I have to make this point clear:In .NET, if the byte[]data is not text, then do not attempt to convert it to a stringexcept for the special Base64encoding for binary data over a text channel. This is a widely-held misunderstanding among people that work in .NET.

我必须明确这一点:在 .NET 中,如果byte[]数据不是text,则不要尝试将其转换为 astring除了文本通道上二进制数据的特殊Base64编码。这是在 .NET 中工作的人们普遍存在的误解。

回答by J.Merrill

When you have raw bytes (8-bit possibly-not-printable characters) and want to manipulate them as a .NET string and turn them back into bytes, you can do so by using

当您有原始字节(8 位可能不可打印的字符)并希望将它们作为 .NET 字符串进行操作并将它们转换回字节时,您可以使用

Encoding.GetEncoding(1252)

instead of UTF8Encoding. That encoding works to take any 8-bit value and convert it to a .NET 16-bit char, and back again, without losing any information.

而不是 UTF8Encoding。该编码可以接受任何 8 位值并将其转换为 .NET 16 位字符,然后再返回,而不会丢失任何信息。

In the specific case you describe above, with a binary file, you will not be able to "mess with metadata in the header" and have things work correctly unless the length of the data you mess with is unchanged. For example, if the header contains

在您上面描述的特定情况下,使用二进制文件,您将无法“弄乱标题中的元数据”并使事情正常工作,除非您弄乱的数据长度不变。例如,如果标题包含

{any}{any}ABC{any}{any}

and you want to change ABC to DEF, that should work as you'd like. But if you want to change ABC to WXYZ, you will have to write over the byte that follows "C" or you will (in essence) move everything one byte further to the right. In a typical binary file, that will mess things up greatly.

并且您想将 ABC 更改为 DEF,这应该可以正常工作。但是,如果您想将 ABC 更改为 WXYZ,则必须改写“C”后面的字节,否则您将(实质上)将所有内容向右移动一个字节。在典型的二进制文件中,这将把事情搞得一团糟。
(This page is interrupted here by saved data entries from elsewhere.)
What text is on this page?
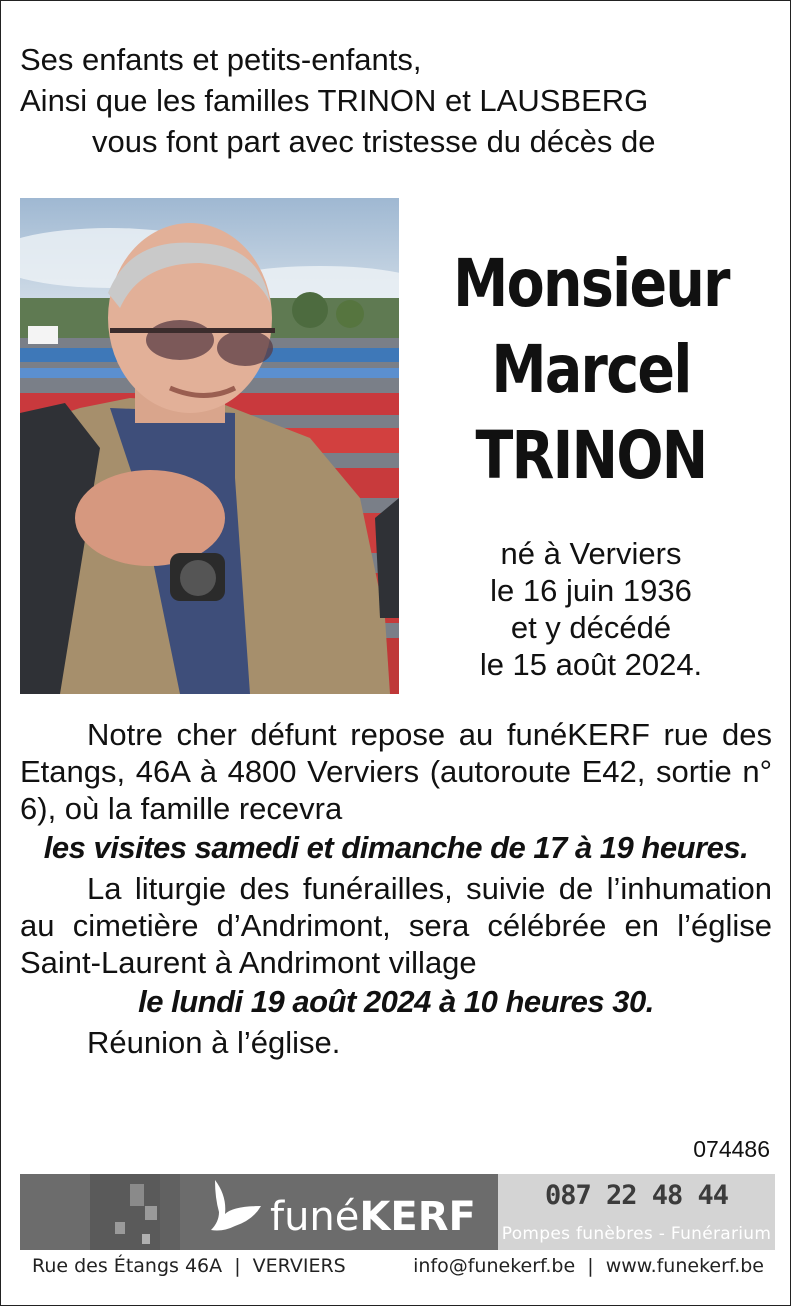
Ses enfants et petits-enfants,
Ainsi que les familles TRINON et LAUSBERG
vous font part avec tristesse du décès de
Monsieur
Marcel
TRINON
né à Verviers
le 16 juin 1936
et y décédé
le 15 août 2024.

Notre cher défunt repose au funéKERF rue des Etangs, 46A à 4800 Verviers (autoroute E42, sortie n° 6), où la famille recevra

les visites samedi et dimanche de 17 à 19 heures.

La liturgie des funérailles, suivie de l’inhumation au cimetière d’Andrimont, sera célébrée en l’église Saint-Laurent à Andrimont village

le lundi 19 août 2024 à 10 heures 30.

Réunion à l’église.

074486
funéKERF	087 22 48 44
Pompes funèbres - Funérarium
Rue des Étangs 46A  |  VERVIERS	info@funekerf.be  |  www.funekerf.be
If the bytes after "ABC" are spaces or null characters, there's a better chance that writing larger replacement data will not cause trouble -- but you still cannot just replace ABC with WXYZ in the .NET string, making it longer -- you would have to replace ABC{whatever_follows_it} with WXYZ. Given that, you might find that it's easier just to leave the data as bytes and write the replacement data one byte at a time.

如果“ABC”之后的字节是空格或空字符,则写入更大的替换数据更有可能不会引起问题——但你仍然不能只是在 .NET 字符串中用 WXYZ 替换 ABC,使其更长——你会必须用 WXYZ 替换 ABC{whatever_follows_it}。鉴于此,您可能会发现将数据保留为字节并一次写入一个字节的替换数据更容易。